I read Jude The Obscure recently and was surprised to find how sometimes Hardy’s style fell into preciousness. The editor of this book has a spot-on comment:

“Those aspects of Hardy’s writing which most often irritate or repel – the syntactical mannerisms and convolutions, the archaisms and insensitively placed abstract or learned references – are largely absent from the stories.”
Jul 20, 2025 05:25AM

1127321 AB76 wrote: "Robert wrote: "RussellinVT wrote: "Robert wrote: "Junger in the Caucasus on a tour of inspection...."

Just finished that section myself. One curious thing is that we never learn the reason for his visit ..."

good point about the blue max and Jungers politics, as for the uniform shortages, i wonder if anyone has explored this in depth?..."


The role of logistics in WWII has to be the subject of many studies in staff colleges. I’m not sure I’ve seen much on it in the popular histories that I mostly go for. Even in Richard Overy’s Why The Allies Won it receives only intermittent attention. He is excellent on the disastrous decline of German tank superiority on the eastern front, but even here the focus is more on manpower and production rather than deployment. No mention at all that I can find of winter uniforms.
Jul 19, 2025 05:26AM

1127321 Robert wrote: "Junger in the Caucasus on a tour of inspection...."
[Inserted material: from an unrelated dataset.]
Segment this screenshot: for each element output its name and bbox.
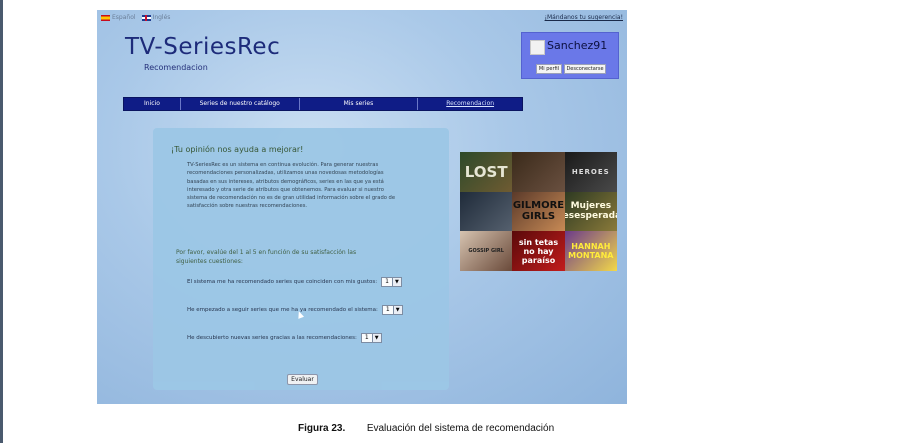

Just finished that section myself. One curious thing is that we never learn the reason for his visit. It was not to fight – he visits positions near the front line, makes observations on the grim state of equipment and morale, and then moves on. A relatively junior officer, he meets with generals and commanders, who show him their maps. There is no mention of any report he must make, whether written or oral, just this journal, which could not be shown to anyone, so close does it come to criticism of the conduct of the war at the highest level, and a condemnation of atrocities. As the front collapses, after the capitulation at Stalingrad, he learns to confine his views to platitudes when speaking with an officer of “the other party”.

As you say, he does have an ear for a good epigram. I keep trying to identify what it is that makes his writing so special. It seems inadequate to say it’s apt and cultured and expressive. His paragraphs somehow possess a rhythmic balance. To put it in a sub-Jungerian way, it’s as if there were no such thing as poetry, and all poets were obliged to express themselves in prose.
Jul 18, 2025 05:41AM

1127321 Greenfairy wrote: "Hello everyone, I've not been here for a while, I've been trying not to have anything to do with Amazon or Besos, but hey, I've missed you all!
I'm currently reading The Woodcutter by Reginald Hill."


It looks good - will ask the library to find it for me.